Di film ini dari Anna Vadimovna Sorokin, imigran Rusia di Jerman menjadi Anna Delvey, cucu bangsawan Jerman, di Amerika Serikat.
Bila ia tetap menjadi gadis imigran Rusia di Jerman, eksistensinya rapuh, ia harus menjadi orang lain, bahkan lari ke negara lain agar ia bisa mengembangkan dirinya menjadi figur yang diimpikannya
.
Untuk mempertahankan eksistensinya, di Jerman ia belajar, ia harus ngegas dulu sebelum digas, agar tak tersentuh, ia harus tak terjangkau oleh siapapun, apapun, walaupun itu tidak gratis, bagaimanapun ada harga yang harus dibayarnya, yang tentu saja tak bisa dilunasinya. Keluarga Sorokin bukan orang kaya di Jerman.

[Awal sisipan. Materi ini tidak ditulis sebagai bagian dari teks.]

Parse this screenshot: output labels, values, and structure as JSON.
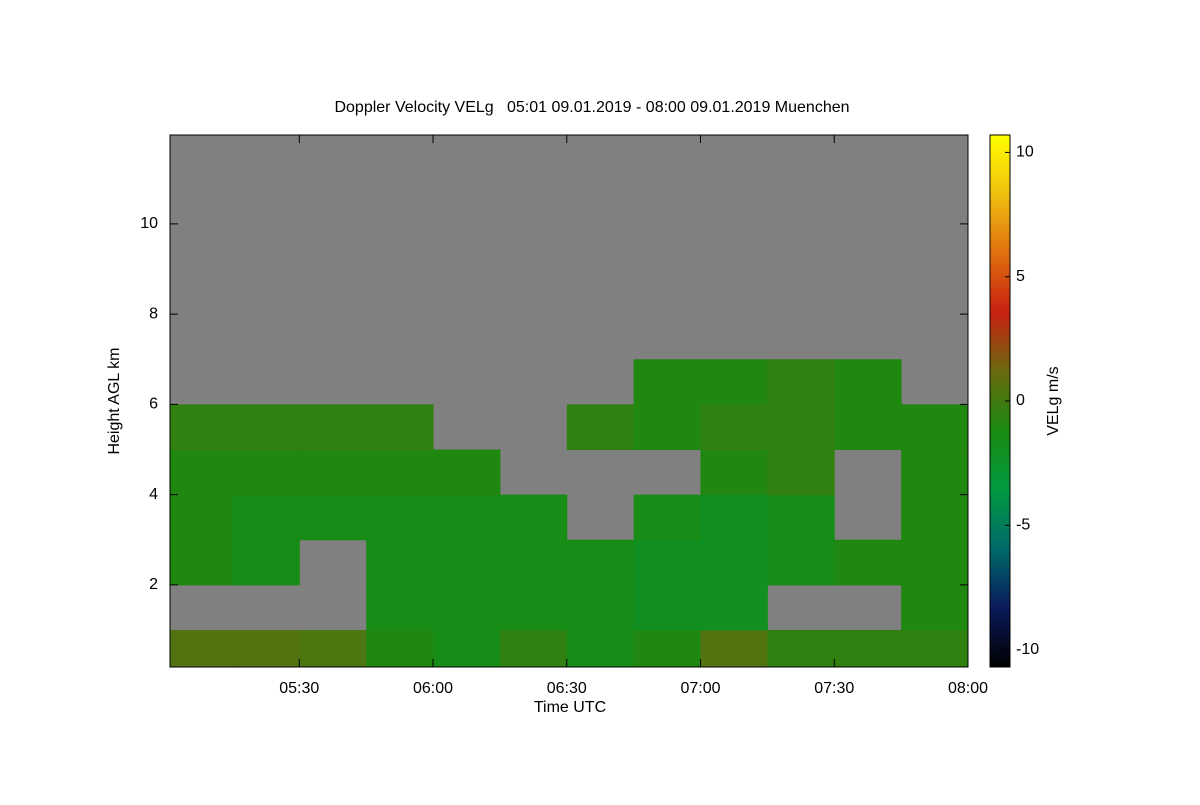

Lari ke negara lain memang satu-satunya jalan, tetapi sampai seberapa jauh ia bisa berlari ? Ternyata tidak jauh juga, dari New York ke Los Angeles, di kota terakhir itulah ia ditangkap, dan selesai sudah lakonannya.
"Aku tidak akan menemui kamu lagi Anna", kata seorang penulis yang kadung terobsesi dengan kharismanya, ketika mengunjunginya di penjara, ya, untuk yang terakhir kalinya.
Anna tetap angkuh, tetapi diam-diam perkataan dan bahasa tubuhnya tak mampu menutupi rasa sepi, rasa takut, rasa bingungnya.
Ah, ternyata ia hanya anak-anak, gadis kecil yang ringkih, yang membuat ulah di Amerika Serikat, yang mempermalukan orang-orang besar di sana. Bukan Anna yang pintar, tetap mereka yang bodoh.
Akankan penulis itu menemuinya lagi ?
Menurut saya, "Ya", karena bahasa hati lebih kuat dari bahasa verbal. Mulut seseorang bisa kasar, kejam, jahat, tetapi hatinya bisa sebaliknya dan kita yang menangkap bahasa hatinya itu tiba-tiba bisa tersentuh, ingin melindunginya, mengasihinya, lalu memaafkan kesalahan-kesalahannya.
"Apapunlah Anna".
Film Amerika, diinspirasi dari kisah nyata, yang menghebohkan Amerika, Netflx.